Growing Adams Crabapple Tree in the Landscape


  • Timing: Early spring or fall is ideal, allowing the tree to establish its roots before extreme temperatures.
  • Location: Choose a spot with full sun for at least 6 hours a day. It can tolerate some light shade but may produce fewer flowers.
  • Soil: The Adams crabapple is adaptable but thrives in well-drained, moderately fertile soil with slight acidity (pH 6.0-7.0). Amend clay soil with sand or compost for better drainage.
  • Planting Process: Dig a hole 2-3 times wider than the root ball and slightly deeper. Carefully loosen the root ball and position the tree so the root flare (base of the trunk) sits slightly above the surrounding soil level. Backfill the hole with soil, tamping gently to remove air pockets. Water thoroughly to settle the soil.

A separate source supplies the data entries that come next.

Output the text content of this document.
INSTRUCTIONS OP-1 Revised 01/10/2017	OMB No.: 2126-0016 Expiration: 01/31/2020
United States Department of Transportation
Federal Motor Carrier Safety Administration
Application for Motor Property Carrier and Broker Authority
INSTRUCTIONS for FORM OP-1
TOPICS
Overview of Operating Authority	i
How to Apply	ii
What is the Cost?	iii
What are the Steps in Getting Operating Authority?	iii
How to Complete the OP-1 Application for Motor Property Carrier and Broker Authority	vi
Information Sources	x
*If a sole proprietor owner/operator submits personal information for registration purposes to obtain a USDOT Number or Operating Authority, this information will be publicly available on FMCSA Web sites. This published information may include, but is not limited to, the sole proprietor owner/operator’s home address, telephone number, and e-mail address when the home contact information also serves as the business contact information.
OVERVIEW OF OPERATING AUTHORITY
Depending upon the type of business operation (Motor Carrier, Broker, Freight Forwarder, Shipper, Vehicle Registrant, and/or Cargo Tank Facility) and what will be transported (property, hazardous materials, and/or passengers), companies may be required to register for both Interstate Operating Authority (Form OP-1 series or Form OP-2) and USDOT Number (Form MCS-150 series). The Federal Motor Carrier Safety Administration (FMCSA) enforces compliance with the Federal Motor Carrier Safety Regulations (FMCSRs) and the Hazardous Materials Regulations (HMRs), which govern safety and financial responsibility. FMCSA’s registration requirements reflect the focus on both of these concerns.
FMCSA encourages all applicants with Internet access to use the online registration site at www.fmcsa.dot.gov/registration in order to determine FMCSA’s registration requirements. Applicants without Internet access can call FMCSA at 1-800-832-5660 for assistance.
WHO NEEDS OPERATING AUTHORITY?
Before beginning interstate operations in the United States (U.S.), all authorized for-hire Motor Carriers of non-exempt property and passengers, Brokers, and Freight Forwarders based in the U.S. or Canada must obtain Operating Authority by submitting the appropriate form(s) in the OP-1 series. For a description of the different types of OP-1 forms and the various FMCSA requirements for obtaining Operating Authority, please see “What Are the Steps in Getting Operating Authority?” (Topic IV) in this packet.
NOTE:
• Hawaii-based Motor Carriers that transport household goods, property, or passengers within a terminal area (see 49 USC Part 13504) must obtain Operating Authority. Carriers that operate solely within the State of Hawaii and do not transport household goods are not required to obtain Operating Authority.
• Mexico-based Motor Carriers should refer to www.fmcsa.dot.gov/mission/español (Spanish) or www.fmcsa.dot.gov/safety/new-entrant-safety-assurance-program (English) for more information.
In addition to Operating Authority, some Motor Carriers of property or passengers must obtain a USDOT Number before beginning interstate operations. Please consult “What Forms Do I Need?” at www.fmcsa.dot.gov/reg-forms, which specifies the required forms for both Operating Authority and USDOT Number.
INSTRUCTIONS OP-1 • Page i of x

  • Young Trees: Water regularly, especially during the first year and during hot, dry periods. Aim to keep the soil consistently moist but not soggy.
  • Established Trees: Once established (usually after 2-3 years), Adams crabapples are drought tolerant and require infrequent watering. However, during extended dry spells, a deep watering every week or two might be beneficial. Watch for signs of thirst like wilting leaves or dry soil.


  • Young Trees: In early spring, fertilize young trees with a balanced fertilizer according to package directions. This helps establish strong roots and encourage healthy growth.
  • Established Trees: Mature Adams crabapple trees may not require additional fertilization, especially if the soil is already fertile. Signs of nutrient deficiency include pale leaves or stunted growth. In such cases, a light application of fertilizer in early spring might be helpful.

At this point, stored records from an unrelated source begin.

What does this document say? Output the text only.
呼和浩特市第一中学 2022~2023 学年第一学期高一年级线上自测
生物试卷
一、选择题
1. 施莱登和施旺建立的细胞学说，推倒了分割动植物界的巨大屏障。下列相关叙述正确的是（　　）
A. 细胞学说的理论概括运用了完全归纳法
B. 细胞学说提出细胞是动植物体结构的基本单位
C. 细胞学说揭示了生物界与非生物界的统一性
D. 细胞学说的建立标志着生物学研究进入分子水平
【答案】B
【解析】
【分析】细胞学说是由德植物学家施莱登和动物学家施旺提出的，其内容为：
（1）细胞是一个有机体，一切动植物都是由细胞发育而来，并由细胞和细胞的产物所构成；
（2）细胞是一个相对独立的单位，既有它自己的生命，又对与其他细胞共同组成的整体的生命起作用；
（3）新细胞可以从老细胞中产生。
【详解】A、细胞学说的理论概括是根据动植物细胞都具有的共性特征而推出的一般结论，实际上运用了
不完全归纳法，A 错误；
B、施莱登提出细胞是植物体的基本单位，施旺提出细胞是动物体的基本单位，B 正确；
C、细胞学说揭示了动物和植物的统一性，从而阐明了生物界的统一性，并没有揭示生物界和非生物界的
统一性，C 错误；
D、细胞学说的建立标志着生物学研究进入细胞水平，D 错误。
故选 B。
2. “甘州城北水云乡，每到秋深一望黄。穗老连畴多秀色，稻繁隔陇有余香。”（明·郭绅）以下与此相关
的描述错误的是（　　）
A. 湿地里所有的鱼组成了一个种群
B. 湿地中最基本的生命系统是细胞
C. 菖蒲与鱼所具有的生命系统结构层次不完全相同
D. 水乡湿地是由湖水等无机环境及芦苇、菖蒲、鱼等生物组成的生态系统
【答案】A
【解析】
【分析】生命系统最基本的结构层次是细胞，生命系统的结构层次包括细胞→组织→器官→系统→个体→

  • Timing: Prune your Adams crabapple tree in late winter while it’s dormant. This minimizes the risk of disease and allows you to see the branch structure clearly.
  • Purpose: The main focus of pruning is to remove dead, diseased, or overcrowded branches. This improves air circulation within the canopy, promotes healthy growth, and helps maintain the desired shape.

Additional Care

  • Mulching: Apply a 2-3 inch layer of mulch around the base of the tree. Mulch helps retain moisture in the soil, suppresses weeds, and regulates soil temperature. Renew the mulch layer every few years as it decomposes.
  • Fall Leaves: You can leave fallen leaves under the tree to decompose naturally. This provides nutrients for the soil and helps create a habitat for beneficial insects.